COVID-19 can have serious, life-threatening complications, and there is no way to know how a diagnosis of COVID-19 will affect you. If you do get sick, you could spread the disease to friends, family, and others around you.  Getting COVID-19 may offer some natural protection, or immunity. Current evidence suggests that re-infection with the virus that causes COVID-19 is uncommon in the 90 days after initial infection. Experts don’t know for sure how long this protection lasts, and the risk of severe illness and death from COVID-19 far outweighs any benefits of natural immunity. COVID-19 vaccination will help protect you by creating an antibody (immune system) response without having to experience sickness.
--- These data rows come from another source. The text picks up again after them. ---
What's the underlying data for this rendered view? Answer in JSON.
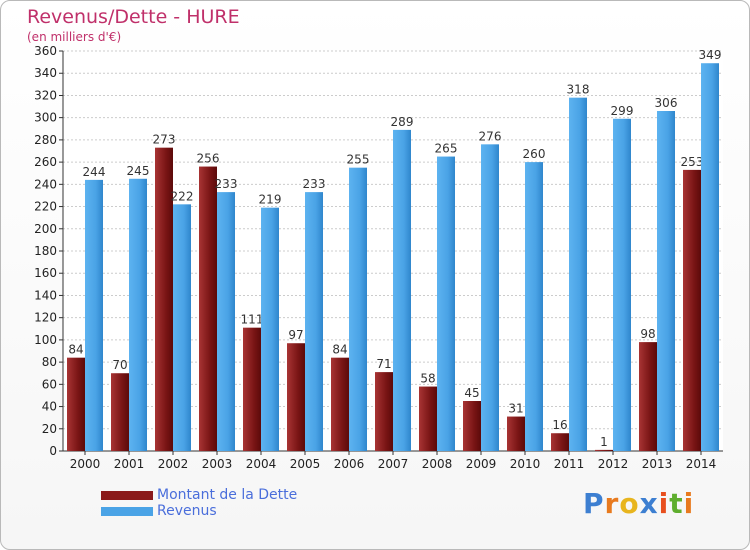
{
  "title": "Revenus/Dette - HURE",
  "subtitle": "(en milliers d'€)",
  "logo": {
    "letters": [
      "P",
      "r",
      "o",
      "x",
      "i",
      "t",
      "i"
    ],
    "colors": [
      "#3d7fd1",
      "#e87a1e",
      "#e8b51e",
      "#3d7fd1",
      "#e84f1e",
      "#5fae2e",
      "#e87a1e"
    ]
  },
  "colors": {
    "dette": "#8b1a1a",
    "revenus": "#4aa3e6",
    "grid": "#cccccc",
    "axis_text": "#222222"
  },
  "chart_data": {
    "type": "bar",
    "title": "Revenus/Dette - HURE",
    "ylabel": "(en milliers d'€)",
    "categories": [
      "2000",
      "2001",
      "2002",
      "2003",
      "2004",
      "2005",
      "2006",
      "2007",
      "2008",
      "2009",
      "2010",
      "2011",
      "2012",
      "2013",
      "2014"
    ],
    "series": [
      {
        "name": "Montant de la Dette",
        "values": [
          84,
          70,
          273,
          256,
          111,
          97,
          84,
          71,
          58,
          45,
          31,
          16,
          1,
          98,
          253
        ]
      },
      {
        "name": "Revenus",
        "values": [
          244,
          245,
          222,
          233,
          219,
          233,
          255,
          289,
          265,
          276,
          260,
          318,
          299,
          306,
          349
        ]
      }
    ],
    "ylim": [
      0,
      360
    ],
    "yticks": [
      0,
      20,
      40,
      60,
      80,
      100,
      120,
      140,
      160,
      180,
      200,
      220,
      240,
      260,
      280,
      300,
      320,
      340,
      360
    ],
    "grid": true,
    "legend": "bottom-left"
  }
}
Both natural immunity and immunity produced by a vaccine are important parts of COVID-19 disease that experts are continuing to learn more about. 

COVID-19 vaccination is a crucial tool to help stop the pandemic.  While wearing masks and social distancing help reduce the chances of contracting COVID-19, these measures are not enough. Vaccines work with your immune system to prepare it to fight the virus if exposed. The combination of getting vaccinated and following CDC’s recommendations to protect yourself and others will offer the best protection from COVID-19. Stopping a pandemic requires using all the tools we have available.

The following considerations are to minimize impacts of possible post-vaccination reactions in Maine Schools. Some of these have already been considered in the planning of school staff opportunities for vaccination.
Staff considerations:
•    Schedule vaccine preceding 1-2 days off in the event of mild side effects.
•    Read all vaccine information provided by clinic before the appointment and get questions answered ahead of time.
•    Bring insurance information and school ID to your appointment.  The vaccine is free, but the clinic may charge insurance companies for a small administration fee. 
Administrative considerations:
•    Stagger delivery/participation of vaccines so that not all staff in a building are vaccinated at the same time.  
•    Be aware of potential short-term symptoms after vaccination as well as  options for mitigating them if symptoms arise (e.g., use of ibuprofen or acetaminophen for localized pain).
•     Develop a strategy to encourage timely assessment of staff with systemic signs and symptoms post-vaccination. This should include providing options for testing.